When I read her “American matrons” sentence I thought of all the foreign ex-pats who spend their days on Sukhumvit and their nights in the bars. But because they have been in-country for many years, they are the experts on Thailand. Carol is not angry at the Thais, who hide the truth of Thailand behind a smile, she is angry at the pompous foreigners who refuse to leave their familiar enclaves and venture out into the real Thailand.

This paragraph made me remember a job interview I had early in my career. After talking about what I thought was a glorious first 5 years of computer programming, my interviewer dryly asked did I have 5 years’ experience or 1 years’ experience 5 times.

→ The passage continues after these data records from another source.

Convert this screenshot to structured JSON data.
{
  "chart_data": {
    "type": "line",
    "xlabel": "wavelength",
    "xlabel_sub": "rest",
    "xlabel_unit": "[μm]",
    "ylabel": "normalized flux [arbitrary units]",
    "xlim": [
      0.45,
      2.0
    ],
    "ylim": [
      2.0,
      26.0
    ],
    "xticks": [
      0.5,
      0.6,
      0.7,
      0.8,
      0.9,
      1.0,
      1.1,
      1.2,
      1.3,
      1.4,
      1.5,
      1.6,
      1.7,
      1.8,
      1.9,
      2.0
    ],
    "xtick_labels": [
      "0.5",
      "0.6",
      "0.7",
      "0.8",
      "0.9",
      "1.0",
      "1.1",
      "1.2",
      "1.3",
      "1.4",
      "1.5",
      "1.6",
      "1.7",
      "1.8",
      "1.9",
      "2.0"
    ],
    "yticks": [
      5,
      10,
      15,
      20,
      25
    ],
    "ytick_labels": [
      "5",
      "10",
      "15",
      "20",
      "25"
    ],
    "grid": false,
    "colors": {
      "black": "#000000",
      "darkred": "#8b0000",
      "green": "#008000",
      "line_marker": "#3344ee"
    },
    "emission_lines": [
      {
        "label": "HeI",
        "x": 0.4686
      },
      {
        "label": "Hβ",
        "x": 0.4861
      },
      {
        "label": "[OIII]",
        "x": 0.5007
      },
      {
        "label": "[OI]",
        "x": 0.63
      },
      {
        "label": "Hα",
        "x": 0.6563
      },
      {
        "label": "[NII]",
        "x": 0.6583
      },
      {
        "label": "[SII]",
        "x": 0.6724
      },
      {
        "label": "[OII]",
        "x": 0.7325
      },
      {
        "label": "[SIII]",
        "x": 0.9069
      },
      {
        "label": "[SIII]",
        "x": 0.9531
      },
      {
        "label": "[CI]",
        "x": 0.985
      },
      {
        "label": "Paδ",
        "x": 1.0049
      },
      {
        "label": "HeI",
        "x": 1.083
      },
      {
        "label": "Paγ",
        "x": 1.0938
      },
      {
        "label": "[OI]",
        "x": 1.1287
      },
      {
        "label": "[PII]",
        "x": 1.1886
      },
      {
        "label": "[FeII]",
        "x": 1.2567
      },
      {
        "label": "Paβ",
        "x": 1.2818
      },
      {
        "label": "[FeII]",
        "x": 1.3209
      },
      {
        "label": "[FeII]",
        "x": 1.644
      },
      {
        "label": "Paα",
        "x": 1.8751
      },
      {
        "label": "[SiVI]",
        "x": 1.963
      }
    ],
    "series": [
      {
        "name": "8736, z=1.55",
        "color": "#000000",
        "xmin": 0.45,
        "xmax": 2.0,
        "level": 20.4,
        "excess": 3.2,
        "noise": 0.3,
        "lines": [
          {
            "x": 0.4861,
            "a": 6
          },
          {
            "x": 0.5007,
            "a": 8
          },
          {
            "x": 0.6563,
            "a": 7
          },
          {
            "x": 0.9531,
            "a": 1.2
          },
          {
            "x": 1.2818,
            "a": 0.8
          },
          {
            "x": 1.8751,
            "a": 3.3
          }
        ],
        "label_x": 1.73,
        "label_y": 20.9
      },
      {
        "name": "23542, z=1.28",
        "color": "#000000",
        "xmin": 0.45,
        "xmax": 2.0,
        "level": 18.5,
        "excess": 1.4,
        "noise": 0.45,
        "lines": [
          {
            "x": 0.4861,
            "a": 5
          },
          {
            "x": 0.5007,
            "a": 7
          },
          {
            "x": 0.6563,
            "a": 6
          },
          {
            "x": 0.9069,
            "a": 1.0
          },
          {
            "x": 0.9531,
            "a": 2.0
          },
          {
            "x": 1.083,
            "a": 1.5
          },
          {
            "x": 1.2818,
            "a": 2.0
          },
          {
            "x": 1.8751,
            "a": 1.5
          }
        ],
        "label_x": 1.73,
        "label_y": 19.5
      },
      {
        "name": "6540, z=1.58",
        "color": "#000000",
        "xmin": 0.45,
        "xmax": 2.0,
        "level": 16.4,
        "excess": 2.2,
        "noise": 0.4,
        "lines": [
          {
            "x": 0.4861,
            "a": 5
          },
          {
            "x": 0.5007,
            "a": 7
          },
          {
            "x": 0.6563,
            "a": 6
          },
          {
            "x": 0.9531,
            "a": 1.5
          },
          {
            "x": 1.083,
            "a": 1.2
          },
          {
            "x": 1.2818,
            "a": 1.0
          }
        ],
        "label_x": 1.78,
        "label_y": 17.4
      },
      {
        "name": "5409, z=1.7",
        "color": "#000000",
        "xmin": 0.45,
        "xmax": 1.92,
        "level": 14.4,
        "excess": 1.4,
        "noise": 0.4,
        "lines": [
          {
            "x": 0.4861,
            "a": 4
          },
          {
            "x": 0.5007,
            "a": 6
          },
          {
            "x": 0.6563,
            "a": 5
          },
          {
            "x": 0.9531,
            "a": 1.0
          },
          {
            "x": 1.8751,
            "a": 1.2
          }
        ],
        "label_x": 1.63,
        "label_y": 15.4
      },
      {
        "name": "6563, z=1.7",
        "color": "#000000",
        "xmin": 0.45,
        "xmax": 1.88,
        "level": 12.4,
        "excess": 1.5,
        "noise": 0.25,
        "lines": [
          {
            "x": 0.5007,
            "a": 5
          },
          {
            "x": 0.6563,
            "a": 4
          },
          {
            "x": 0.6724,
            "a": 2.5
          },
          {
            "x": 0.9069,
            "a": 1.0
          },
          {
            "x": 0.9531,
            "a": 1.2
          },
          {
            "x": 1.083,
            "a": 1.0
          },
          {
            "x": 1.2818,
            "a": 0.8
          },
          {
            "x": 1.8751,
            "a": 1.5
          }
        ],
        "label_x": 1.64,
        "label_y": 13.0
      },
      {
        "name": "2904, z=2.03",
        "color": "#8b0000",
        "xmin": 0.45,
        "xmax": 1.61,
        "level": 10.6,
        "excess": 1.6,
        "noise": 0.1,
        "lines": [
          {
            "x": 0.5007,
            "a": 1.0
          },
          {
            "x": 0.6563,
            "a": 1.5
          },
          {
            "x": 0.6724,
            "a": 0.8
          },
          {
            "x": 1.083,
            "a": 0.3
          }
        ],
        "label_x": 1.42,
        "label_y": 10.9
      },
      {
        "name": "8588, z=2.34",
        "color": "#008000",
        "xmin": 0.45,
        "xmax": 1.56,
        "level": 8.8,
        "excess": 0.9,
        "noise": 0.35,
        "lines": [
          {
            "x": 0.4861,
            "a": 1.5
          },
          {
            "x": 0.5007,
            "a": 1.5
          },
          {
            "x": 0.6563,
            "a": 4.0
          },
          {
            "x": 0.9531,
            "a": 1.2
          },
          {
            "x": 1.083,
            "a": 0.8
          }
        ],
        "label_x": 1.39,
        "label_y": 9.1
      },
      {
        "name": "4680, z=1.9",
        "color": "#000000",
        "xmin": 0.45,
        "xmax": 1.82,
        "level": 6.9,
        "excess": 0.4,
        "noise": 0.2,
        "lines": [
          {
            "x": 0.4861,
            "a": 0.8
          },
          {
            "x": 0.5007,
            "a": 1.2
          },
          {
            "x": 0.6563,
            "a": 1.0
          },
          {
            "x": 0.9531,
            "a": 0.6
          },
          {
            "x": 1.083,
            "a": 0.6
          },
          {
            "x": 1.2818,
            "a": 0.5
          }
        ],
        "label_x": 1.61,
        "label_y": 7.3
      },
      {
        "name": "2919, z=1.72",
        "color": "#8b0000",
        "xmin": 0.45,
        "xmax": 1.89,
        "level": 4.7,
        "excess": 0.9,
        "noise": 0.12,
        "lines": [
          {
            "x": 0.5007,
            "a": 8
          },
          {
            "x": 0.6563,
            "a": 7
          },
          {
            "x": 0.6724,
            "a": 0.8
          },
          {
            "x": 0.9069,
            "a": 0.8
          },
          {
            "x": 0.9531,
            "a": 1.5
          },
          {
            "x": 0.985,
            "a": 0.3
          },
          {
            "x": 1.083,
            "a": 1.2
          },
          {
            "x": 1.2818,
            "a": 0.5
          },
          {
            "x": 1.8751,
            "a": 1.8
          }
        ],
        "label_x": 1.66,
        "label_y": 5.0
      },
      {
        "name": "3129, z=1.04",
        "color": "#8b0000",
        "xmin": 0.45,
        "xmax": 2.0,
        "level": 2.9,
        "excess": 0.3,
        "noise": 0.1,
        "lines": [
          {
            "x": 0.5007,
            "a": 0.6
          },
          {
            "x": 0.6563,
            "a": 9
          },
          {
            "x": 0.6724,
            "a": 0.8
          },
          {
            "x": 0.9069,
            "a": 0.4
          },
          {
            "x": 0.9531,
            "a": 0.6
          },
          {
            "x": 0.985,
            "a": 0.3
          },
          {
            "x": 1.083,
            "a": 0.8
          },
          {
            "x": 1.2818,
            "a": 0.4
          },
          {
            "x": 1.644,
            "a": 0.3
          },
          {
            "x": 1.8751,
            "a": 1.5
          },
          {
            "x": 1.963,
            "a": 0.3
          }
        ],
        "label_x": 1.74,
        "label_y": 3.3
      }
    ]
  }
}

It is a lesson I have never forgot. Knowledge is accumulated, not re-experienced over and over again. Anyone can move to Thailand and learn to live on the edge of their society, but do you really understand what is going on? In the end, I believe we westerners are mere spectators to the spectacle that is Thailand. If you recognize your place, it can be quite an experience, as Carol’s book shows. Demanding more can destroy the illusion.

I am not the first to discover the genius of Carol’s writings. Others have preceded me and have asked the obvious question. Who is she and why are there no other books? Looking as much as one can in Google, the only thing I can find is a short blurb on ThaiOasis.com. Apparently, after returning to America and writing her book, Carol succumbed to a cerebral hemorrhage at age 45 and did not live to see her book published. It must have been a great loss to her family but it was also to those of us who appreciated her clear-eyed observations and writings. Mai pen rai.